While the program encourages new ways of thinking, looking, and making, it also develops the traditional learning skills of a liberal education. A core curriculum covers film and media theory, history, and both fiction and non-fiction filmmaking, including training in both 16mm and digital cinematography. Elective classes are offered in screenwriting and advanced topics in production, history, and theory. Additionally, affiliated faculty from all over the university coordinate their course offerings in film and media-related topics to create an intellectual and creative environment that uses cinema to bridge the arts, humanities, and social sciences.
The Honors Program offers exceptional students the opportunity to undertake a high-level independent research and/or creative project during the senior year. A CMA honors thesis may be creative, critical, or a combination of both. Projects must be rigorous, in-depth, and demonstrate a student’s ability to sustain an argument, an aesthetic principle, or narrative arc in a substantial form. Students will consult with their honors thesis advisor while designing their individual projects in media production and/or studies.
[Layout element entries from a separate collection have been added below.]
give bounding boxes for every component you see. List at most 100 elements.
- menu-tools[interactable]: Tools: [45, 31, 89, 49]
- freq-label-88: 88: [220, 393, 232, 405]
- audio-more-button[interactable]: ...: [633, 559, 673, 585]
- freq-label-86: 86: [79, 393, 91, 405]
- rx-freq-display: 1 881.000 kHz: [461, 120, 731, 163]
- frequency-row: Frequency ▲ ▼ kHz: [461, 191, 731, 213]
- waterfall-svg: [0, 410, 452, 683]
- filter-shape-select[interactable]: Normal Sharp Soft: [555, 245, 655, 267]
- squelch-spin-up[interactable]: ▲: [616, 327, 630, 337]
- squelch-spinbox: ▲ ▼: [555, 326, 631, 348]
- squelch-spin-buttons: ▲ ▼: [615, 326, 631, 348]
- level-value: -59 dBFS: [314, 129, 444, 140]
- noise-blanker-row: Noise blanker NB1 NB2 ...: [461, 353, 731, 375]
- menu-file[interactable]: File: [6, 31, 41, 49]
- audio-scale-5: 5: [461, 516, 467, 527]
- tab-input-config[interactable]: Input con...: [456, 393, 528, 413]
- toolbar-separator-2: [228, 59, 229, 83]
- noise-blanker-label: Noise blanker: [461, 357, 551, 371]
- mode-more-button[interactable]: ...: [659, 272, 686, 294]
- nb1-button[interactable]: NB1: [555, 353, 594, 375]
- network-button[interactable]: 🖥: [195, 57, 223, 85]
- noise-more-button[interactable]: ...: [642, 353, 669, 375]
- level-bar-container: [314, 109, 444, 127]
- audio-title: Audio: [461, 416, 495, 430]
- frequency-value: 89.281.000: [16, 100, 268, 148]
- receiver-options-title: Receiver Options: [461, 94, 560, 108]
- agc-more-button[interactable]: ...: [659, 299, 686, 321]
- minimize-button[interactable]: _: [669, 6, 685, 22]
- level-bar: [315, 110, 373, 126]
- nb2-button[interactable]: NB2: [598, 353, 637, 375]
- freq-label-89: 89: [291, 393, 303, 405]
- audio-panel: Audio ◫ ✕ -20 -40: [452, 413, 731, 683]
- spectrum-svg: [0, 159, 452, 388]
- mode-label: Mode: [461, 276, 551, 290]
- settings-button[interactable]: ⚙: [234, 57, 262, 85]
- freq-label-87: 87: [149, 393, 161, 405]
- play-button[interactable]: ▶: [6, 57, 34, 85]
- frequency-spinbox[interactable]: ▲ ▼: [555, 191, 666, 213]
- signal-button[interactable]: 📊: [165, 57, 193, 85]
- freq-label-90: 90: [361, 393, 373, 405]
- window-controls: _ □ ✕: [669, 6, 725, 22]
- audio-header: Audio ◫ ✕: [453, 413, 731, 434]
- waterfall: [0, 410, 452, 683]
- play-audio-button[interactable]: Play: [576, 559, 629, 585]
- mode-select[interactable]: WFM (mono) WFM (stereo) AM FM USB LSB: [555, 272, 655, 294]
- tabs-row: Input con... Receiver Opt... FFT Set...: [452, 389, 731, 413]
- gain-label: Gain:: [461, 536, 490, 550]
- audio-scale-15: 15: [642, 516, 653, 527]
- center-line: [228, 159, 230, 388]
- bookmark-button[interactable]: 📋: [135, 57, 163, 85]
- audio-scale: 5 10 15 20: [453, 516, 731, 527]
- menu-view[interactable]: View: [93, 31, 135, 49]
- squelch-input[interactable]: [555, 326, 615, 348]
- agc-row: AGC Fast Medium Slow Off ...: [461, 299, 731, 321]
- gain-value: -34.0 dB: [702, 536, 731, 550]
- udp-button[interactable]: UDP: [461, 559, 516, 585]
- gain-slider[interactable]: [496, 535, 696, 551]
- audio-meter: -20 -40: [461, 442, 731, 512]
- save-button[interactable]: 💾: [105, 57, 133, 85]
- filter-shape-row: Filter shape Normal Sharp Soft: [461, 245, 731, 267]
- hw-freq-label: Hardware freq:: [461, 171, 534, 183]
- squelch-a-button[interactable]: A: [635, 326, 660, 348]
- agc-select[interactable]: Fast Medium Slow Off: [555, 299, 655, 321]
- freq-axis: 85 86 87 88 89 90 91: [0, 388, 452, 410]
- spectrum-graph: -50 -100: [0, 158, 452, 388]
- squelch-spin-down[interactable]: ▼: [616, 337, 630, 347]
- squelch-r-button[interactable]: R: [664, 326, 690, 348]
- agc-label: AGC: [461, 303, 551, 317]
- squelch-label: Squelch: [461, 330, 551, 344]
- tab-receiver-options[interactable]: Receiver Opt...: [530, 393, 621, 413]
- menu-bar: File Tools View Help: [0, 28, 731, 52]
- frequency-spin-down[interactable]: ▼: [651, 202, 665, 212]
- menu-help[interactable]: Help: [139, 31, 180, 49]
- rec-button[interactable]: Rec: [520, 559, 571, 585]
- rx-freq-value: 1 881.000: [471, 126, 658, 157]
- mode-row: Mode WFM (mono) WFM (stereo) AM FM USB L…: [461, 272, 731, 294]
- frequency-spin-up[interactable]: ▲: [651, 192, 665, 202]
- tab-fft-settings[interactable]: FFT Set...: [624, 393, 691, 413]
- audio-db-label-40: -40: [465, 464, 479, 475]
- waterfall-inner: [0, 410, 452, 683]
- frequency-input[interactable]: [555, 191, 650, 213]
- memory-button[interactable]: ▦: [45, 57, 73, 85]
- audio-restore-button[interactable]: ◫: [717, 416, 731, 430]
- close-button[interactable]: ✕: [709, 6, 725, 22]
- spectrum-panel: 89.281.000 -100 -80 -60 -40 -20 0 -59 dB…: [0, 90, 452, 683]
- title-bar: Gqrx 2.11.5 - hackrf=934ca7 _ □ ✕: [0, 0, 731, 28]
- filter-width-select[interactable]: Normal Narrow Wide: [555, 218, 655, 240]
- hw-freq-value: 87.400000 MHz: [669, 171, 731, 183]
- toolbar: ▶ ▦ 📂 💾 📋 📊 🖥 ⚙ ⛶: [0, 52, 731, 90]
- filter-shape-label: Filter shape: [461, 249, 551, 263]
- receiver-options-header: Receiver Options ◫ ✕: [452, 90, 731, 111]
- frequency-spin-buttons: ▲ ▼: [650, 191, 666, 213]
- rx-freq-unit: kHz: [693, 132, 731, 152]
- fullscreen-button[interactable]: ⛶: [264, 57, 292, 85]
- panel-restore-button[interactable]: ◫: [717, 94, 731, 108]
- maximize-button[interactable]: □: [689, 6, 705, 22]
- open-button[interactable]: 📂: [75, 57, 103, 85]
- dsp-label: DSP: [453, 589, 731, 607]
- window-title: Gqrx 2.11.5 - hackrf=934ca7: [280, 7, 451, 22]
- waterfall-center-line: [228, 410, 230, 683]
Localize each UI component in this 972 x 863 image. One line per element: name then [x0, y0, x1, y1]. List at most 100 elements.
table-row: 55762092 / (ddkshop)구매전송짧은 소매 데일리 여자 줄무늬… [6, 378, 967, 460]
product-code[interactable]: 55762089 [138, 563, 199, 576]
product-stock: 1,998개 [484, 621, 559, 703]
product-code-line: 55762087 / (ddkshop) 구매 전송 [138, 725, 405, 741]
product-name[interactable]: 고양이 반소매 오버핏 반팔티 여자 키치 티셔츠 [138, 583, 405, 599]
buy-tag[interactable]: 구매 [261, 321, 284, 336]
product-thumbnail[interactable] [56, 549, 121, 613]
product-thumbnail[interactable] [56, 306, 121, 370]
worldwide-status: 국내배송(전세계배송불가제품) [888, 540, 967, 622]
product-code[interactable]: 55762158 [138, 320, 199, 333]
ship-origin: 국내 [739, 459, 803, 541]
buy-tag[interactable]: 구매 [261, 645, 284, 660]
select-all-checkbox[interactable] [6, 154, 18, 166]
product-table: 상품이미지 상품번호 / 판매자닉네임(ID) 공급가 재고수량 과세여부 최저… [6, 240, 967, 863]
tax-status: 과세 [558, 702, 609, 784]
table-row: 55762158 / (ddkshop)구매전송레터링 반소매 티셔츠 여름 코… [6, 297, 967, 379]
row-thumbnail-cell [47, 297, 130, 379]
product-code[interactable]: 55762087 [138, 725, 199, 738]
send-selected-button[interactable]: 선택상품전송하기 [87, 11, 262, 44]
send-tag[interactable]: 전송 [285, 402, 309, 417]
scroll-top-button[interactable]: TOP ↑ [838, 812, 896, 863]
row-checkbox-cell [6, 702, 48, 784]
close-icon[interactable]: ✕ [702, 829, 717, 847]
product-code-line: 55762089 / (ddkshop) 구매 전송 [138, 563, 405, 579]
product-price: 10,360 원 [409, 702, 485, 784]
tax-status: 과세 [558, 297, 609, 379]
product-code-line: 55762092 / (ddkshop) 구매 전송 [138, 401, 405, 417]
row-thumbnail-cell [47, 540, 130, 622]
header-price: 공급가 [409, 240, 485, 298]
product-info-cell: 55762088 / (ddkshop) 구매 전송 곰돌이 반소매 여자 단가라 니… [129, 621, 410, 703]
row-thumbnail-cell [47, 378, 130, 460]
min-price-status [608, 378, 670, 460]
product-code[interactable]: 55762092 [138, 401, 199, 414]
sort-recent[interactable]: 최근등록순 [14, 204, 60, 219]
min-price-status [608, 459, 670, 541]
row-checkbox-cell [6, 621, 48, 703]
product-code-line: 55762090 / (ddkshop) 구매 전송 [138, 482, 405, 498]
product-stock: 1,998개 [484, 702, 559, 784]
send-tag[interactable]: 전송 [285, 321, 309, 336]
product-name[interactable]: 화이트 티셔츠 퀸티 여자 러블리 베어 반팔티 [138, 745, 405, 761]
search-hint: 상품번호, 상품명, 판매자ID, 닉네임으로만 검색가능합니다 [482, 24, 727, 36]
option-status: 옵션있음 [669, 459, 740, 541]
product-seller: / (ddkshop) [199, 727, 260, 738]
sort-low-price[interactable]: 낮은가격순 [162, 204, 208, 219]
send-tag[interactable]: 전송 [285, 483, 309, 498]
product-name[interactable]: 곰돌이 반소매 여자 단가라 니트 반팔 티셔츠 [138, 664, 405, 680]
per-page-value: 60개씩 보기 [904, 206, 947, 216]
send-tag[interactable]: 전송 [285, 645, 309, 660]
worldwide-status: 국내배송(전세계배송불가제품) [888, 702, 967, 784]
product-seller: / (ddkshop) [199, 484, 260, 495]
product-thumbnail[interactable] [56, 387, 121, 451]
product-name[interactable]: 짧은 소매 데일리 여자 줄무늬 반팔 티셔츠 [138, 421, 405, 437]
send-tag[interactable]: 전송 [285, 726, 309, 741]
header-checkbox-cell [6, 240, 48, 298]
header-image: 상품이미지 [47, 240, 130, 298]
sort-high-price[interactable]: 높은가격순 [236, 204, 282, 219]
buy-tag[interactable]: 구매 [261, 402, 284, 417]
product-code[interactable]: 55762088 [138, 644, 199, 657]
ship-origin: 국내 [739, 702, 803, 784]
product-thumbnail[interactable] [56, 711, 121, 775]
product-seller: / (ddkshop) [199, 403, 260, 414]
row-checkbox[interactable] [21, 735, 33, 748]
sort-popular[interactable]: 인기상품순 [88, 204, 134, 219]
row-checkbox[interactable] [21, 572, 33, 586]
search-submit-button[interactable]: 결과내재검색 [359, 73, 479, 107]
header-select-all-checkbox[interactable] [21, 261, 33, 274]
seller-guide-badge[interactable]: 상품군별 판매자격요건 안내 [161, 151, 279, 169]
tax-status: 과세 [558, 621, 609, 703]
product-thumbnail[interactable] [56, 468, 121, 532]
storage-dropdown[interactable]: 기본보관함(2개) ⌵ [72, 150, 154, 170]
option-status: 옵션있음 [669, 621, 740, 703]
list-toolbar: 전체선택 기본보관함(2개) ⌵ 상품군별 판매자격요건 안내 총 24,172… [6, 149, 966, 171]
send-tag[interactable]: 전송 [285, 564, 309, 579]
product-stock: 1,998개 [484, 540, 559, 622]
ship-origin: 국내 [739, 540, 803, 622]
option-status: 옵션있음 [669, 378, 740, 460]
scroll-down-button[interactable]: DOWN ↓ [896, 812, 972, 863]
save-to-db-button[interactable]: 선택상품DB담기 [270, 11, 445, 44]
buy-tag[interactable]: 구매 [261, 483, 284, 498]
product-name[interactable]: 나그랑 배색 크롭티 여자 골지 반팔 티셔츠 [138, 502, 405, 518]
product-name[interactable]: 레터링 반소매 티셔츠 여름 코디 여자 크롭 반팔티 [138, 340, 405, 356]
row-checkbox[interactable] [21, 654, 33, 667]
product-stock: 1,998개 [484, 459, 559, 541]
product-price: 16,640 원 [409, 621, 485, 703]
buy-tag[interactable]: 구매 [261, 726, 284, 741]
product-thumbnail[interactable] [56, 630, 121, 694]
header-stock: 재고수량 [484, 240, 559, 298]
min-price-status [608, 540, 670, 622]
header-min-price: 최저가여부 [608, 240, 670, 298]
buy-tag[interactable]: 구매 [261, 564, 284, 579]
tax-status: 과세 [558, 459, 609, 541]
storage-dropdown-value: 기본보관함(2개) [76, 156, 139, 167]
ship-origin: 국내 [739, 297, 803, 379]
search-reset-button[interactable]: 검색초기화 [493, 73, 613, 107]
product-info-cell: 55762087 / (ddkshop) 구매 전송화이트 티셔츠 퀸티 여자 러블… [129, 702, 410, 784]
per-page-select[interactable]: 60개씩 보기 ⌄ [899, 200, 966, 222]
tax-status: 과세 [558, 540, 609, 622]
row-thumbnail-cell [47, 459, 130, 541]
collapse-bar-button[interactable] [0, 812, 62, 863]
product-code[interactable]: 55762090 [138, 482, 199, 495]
Keeping in mind that every project will have its own parameters and justifications, in general, we offer the following guidelines: critical theses should be between 50-70 pages; screenplays should be feature-length; film and video work should be either of a substantial length (at least 30- 50 minutes) or comprised of a suite of thematically-related shorter works. Students may devise a project that combines creative and critical modes of writing and filming, as well. Other formats are welcome and should be discussed with the advisor before submitting the application. All final theses must be accompanied by a ten-page minimum written statement that situates the work within the context of extant scholarship, film & media theory, history, and aesthetics (as is appropriate to each project) and describes the project’s ambitions.
CMA students undertake individual research projects in the capstone senior seminar. Recent projects include: web-based comedy series, senior thesis on representations of the law and legal theory, senior thesis on disability studies and film, 16mm short film on Nashville’s Mexican immigrant community.
Recent courses in Cinema & Media Arts and related disciplines include: Creating the Web Series, New Media: New Identities, The Social Issue Documentary, Cinema and Islam, Unframed: Toward an Aesthetic of Contemporary Media Art and Culture, Film & Media Theory, History of World Cinema, Amateur Media and the Art of Impertinence, Writing for Stage and Screen, Cinema in Dark Times: The Twentieth Century of Billy Wilder and Roman Polanski, History of Postwar Japanese Science Fiction, Documentary Production Workshop, The Cinematic Essay, 16mm Filmmaking, Digital Cinematography, Fiction Film Production: The Horror Film and Film Noir.
Recent CMA majors have found jobs in the entertainment industry in Los Angeles and New York. Others are pursuing advanced degrees in law, film and media studies, film production, and composing film soundtracks.